Choreographed Chilean mine rescue hit rough patch


by admin on October 20, 2010

If you ever wondered about the addictive power of nicotine, put this in your pipe and smoke it as the saying used to be before the tobacco police made smoking possibly the most expensive vice in the world today.

When 33 Chilean miners had spent two months trapped underground and rescuers had managed to get an airshaft down through a kilometre of rock, the miners were asked what they wanted most of all.

After food and water needs were met, they were offered psychological counselling, unlimited varieties of medications from Prozac down to simple Aspirin. Anything, in short, for the trapped miners.

What did they want after 60 days trapped in the bowels of the earth?


That’s what they wanted most of all.

And did they get cigarettes?

No, they didn’t. Some sociological do-gooder assumed that the first thing the buried 33 would want to do with their spare time awaiting rescue would be to try to stop smoking.  It seemed like a good idea, and with redeeming benefits to society in general.

They sent down nicotine patches.

Nicotine patches? Let’s imagine the thought process that produced that decision: “These poor boys are all alone in the dark and trying to maintain their composure while cooped up in the space of a two-room apartment. We must do something to help them stay sane. That’s it. It’s a good time to quit smoking, since they have nothing else to do.”

Oh, to have been a fly on the tunnel walls when the first nicotine patches came down from above. The profanity must have been deafening.

The miners made it clear they wanted cigarettes, and to hell with appearances. They got their smokes and one can only hope that the misguided social Samaritan got what he/she deserves for outstanding stupidity.

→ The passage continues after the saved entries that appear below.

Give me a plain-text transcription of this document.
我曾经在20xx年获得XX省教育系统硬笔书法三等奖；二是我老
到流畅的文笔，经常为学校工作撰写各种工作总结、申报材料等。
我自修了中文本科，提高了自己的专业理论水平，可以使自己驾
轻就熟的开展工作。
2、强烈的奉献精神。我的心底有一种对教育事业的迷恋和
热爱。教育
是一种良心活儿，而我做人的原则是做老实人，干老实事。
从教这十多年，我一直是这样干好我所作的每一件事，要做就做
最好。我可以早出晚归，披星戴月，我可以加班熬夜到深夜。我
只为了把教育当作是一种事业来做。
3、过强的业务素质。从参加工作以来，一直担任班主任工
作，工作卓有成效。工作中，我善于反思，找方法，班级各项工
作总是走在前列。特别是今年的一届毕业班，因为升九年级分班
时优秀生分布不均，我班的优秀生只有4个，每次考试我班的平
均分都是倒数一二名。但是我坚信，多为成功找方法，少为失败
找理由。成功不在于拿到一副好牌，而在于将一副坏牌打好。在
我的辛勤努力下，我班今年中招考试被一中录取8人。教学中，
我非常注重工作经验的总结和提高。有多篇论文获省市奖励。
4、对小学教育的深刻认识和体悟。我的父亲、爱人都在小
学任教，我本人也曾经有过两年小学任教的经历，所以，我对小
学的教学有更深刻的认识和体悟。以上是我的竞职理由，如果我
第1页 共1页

Incidentally, if you were wondering about the way the miners, the rescue workers and the assembled families were portrayed on television, wonder no more.

The miners came up wearing identical green coveralls, sporting $400 eye-protecting sunglasses, to be met by rescue workers wearing identical but red coveralls and were greeted by well-dressed and coiffed family members. And everybody seemed to have been given a miner’s helmet to add atmosphere to the on-site scene.

The whole thing – the initial rescue attempt, the creation of a tiny tent city, the lighting and the stage-managed interviews with each upcoming miner – reeked of show-business professionalism.

And why not?  The President of Chile was running the show from the start. His previous career? Television executive.

They say that a series of books are to come out. There is talk of a movie and, of course, there will be television programs featuring more than one of the survivors. It will bring new meaning to the concept of reality television.

I, for one, hope all 33 miners get filthy rich from the ordeal. Their ability to endure nobly deserves no less.